D3.124 - Effect of psycho-behavioural comorbidities on asthma symptom control scores: implications on asthma remission assessment

Instruments such as the Asthma Control Test (ACT) are used to assess asthma symptom control and are incorporated into asthma remission definitions. ACT captures patient-reported symptom burden, which may reflect psycho-behavioural comorbidities in addition to asthma biology. We examined the relative contributions of biological and psycho-behavioural factors to ACT. 

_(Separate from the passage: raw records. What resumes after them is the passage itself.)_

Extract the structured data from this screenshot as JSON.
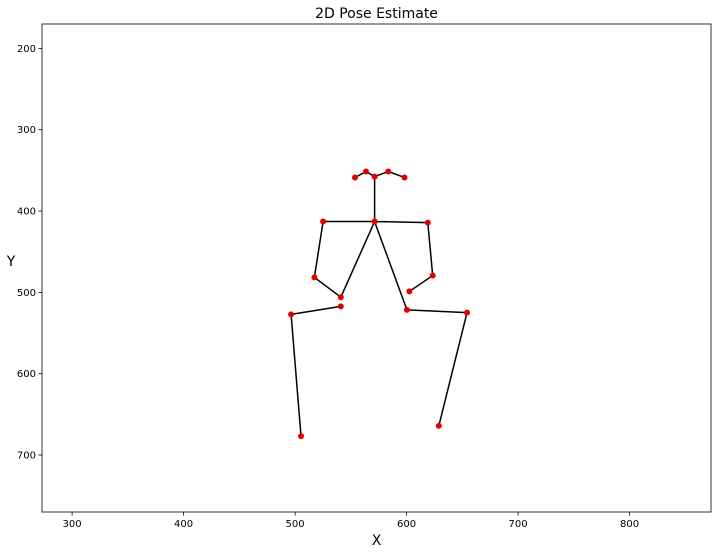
{
  "chart_data": {
    "type": "scatter",
    "title": "2D Pose Estimate",
    "xlabel": "X",
    "ylabel": "Y",
    "xlim": [
      273,
      873
    ],
    "ylim": [
      770,
      170
    ],
    "y_axis_inverted": true,
    "grid": false,
    "xticks": [
      300,
      400,
      500,
      600,
      700,
      800
    ],
    "yticks": [
      200,
      300,
      400,
      500,
      600,
      700
    ],
    "marker_color": "#e00000",
    "line_color": "#000000",
    "keypoints": [
      {
        "x": 571.3,
        "y": 357.6
      },
      {
        "x": 553.7,
        "y": 358.7
      },
      {
        "x": 563.6,
        "y": 351.4
      },
      {
        "x": 583.6,
        "y": 351.4
      },
      {
        "x": 598.1,
        "y": 358.7
      },
      {
        "x": 571.3,
        "y": 412.9
      },
      {
        "x": 525.1,
        "y": 412.9
      },
      {
        "x": 619.0,
        "y": 414.2
      },
      {
        "x": 517.3,
        "y": 481.5
      },
      {
        "x": 623.4,
        "y": 479.3
      },
      {
        "x": 541.0,
        "y": 505.9
      },
      {
        "x": 602.5,
        "y": 498.7
      },
      {
        "x": 541.0,
        "y": 517.2
      },
      {
        "x": 600.3,
        "y": 521.5
      },
      {
        "x": 496.4,
        "y": 527.0
      },
      {
        "x": 654.2,
        "y": 524.8
      },
      {
        "x": 505.3,
        "y": 676.7
      },
      {
        "x": 628.9,
        "y": 664.1
      }
    ],
    "connections": [
      [
        1,
        2
      ],
      [
        2,
        0
      ],
      [
        0,
        3
      ],
      [
        3,
        4
      ],
      [
        0,
        5
      ],
      [
        5,
        6
      ],
      [
        6,
        8
      ],
      [
        8,
        10
      ],
      [
        10,
        5
      ],
      [
        5,
        7
      ],
      [
        7,
        9
      ],
      [
        9,
        11
      ],
      [
        5,
        13
      ],
      [
        13,
        15
      ],
      [
        15,
        17
      ],
      [
        12,
        14
      ],
      [
        14,
        16
      ]
    ]
  }
}
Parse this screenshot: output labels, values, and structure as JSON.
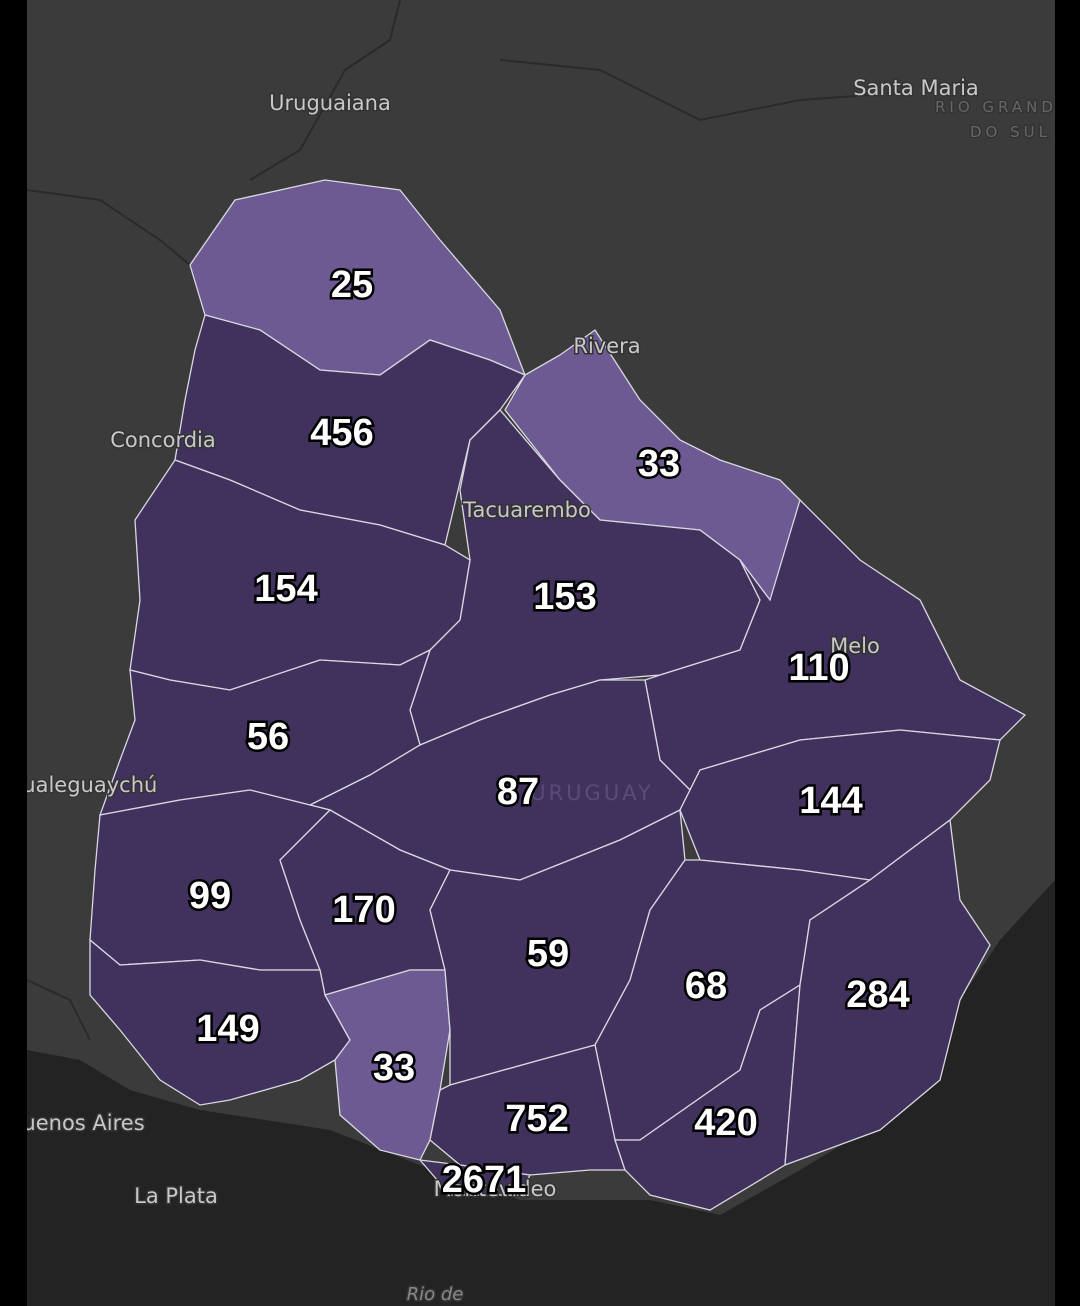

Patients were assessed at baseline for ACT, lung function (FEV₁%), blood eosinophils, fractional exhaled nitric oxide (FeNO), dysfunctional breathing (Nijmegen Questionnaire), depression (Patient Health Questionnaire-9, PHQ9), and anxiety (General Anxiety Disorder-7 questionnaire, GAD7), and followed up for 1 year. A multiple linear regression model was fitted with baseline ACT as the dependent variable, grouping predictors into demographics (age, sex), biology (FEV₁%, log₁₀ FeNO, log₁₀ blood eosinophils) and psycho-behavioural comorbidities (Nijmegen, PHQ-9, GAD-7). An exploratory structural equation model (SEM) specified a single latent psycho-behavioural factor measured by Nijmegen, PHQ-9 and GAD-7, with baseline ACT as the observed outcome. A separate linear regression model examined associations between change in ACT (ΔACT) and change in FEV₁% (ΔFEV₁%), adjusting for age and sex.

Baseline data of 158 patients are shown in Table 1. The multivariable model explained 23% of the variance in baseline ACT. Nijmegen was independently associated with ACT (β −0.13, 95% CI −0.22 to −0.05; p = 0.002). Dominance analysis showed that the psycho-behavioural domain contributed 0.18 R² units (77% of total variance), compared with 0.04 (19%) for demographics and 0.01 (4%) for biological markers. In the SEM, Nijmegen, PHQ-9 and GAD-7 loaded significantly on the latent factor supporting a common psycho-behavioural construct. Psycho-behavioural burden was associated with ACT (β −0.23, 95% CI −0.37 to −0.09; p = 0.001), independent of age and sex. For ΔACT, ΔFEV₁%, age and sex explained 23% of the variance. ΔFEV₁% (β 0.18, 95% CI 0.10 to 0.26; p < 0.001) and age (β −0.09, 95% CI −0.16 to −0.01; p = 0.033) were associated with ΔACT. 

ACT predominantly reflects symptom burden associated with psycho-behavioural comorbidities while biological markers contribute less to cross-sectional variance. Changes in ACT over time is reflective of change in lung function. These findings support interpreting ACT with psycho-behavioural comorbidities in mind when assessing asthma remission.